Tax reform alone, of course, won't ensure German competitiveness and lure foreign investors. Nonwage labor costs still total 80% of each worker's salary. Miles of red tape make new investments, both foreign and domestic, a nightmare. And Germany desperately needs pension-fund reform. But the campaign is being fought on image, not issues.
Although Schroder makes business-friendly noises, an SPD-Green coalition may move swiftly in the wrong direction. Already, CEOs are alarmed by the Socialists' plan to roll back even tiny steps achieved by the current government. The SPD would revoke the 1996 reduction in sick pay to 80% from 100% of salary, for example, and the scheduled drop in pension payouts to 64% of final salary by 2030, from 70% now.
"WHERE'S THE BEEF?" Schroder has tapped a computer entrepreneur with a Harvard MBA, Jost Stollmann, to serve as Economics Minister in his future Cabinet. But that hasn't soothed the business community. "I represent new markets, entrepreneurship, new culture, and new ways of communicating," Stollmann says. But he has come across as a lightweight by insisting that Germany is exaggerating its problems. "He needs to communicate issues and solutions," scoffs Henkel. "Where's the beef?"

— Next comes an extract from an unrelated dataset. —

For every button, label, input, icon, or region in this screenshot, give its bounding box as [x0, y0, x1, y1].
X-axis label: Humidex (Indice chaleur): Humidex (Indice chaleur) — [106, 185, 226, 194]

It's now a far closer race than last spring, when Schroder seemed a shoo-in. Kohl is hoping that an economic upswing will give his popularity a boost. The economy grew at a seasonally unadjusted annual rate of 3.8% in the first quarter, the strongest since reunification. But Jan Hatzius, economist at Goldman, Sachs & Co. in Frankfurt, estimates that second-quarter seasonally unadjusted economic growth will drop to less than 1.5%--and the announcement will come right before the elections.

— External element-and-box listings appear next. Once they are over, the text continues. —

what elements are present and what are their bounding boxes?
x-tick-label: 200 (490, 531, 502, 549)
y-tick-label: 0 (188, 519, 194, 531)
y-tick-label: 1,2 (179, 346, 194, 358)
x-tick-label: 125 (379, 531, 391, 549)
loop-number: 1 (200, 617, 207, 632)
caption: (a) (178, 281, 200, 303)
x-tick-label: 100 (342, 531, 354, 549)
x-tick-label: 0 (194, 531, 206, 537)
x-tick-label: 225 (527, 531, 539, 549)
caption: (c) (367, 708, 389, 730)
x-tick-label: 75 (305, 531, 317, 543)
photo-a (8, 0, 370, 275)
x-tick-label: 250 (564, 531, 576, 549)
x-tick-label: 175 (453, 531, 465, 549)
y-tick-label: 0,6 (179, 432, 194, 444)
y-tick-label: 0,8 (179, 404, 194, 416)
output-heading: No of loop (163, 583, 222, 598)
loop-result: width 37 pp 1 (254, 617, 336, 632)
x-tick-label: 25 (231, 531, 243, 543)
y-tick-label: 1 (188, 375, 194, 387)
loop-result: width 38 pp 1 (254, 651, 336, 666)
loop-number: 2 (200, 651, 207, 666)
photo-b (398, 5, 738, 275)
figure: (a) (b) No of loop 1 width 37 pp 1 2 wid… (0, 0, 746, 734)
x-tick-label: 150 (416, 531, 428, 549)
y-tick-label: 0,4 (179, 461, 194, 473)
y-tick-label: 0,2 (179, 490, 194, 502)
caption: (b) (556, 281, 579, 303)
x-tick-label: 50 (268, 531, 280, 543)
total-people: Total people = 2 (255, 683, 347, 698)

With Kohl still trailing in the polls, some business leaders are hoping for a grand coalition between the Socialists and Christian Democrats. Compared with a Socialist-Green government, "many think a grand coalition is the lesser of two evils," says Robert J. Koehler, CEO of SGL Carbon Group in Wiesbaden. One advantage: It could neutralize the Socialists' left wing. But the alliance could get bogged down in infighting, as happened during the last grand coalition in the late 1960s. And after a year or two, the parties will be looking to the next elections and will want to highlight their differences.
With two months to go until the election and at least 40% of voters still undecided, "the outcome is still open," says Stefanie Wahl, political scientist with Bonn's Institute for Economic & Social Research. From the viewpoint of German companies, there may be hope yet.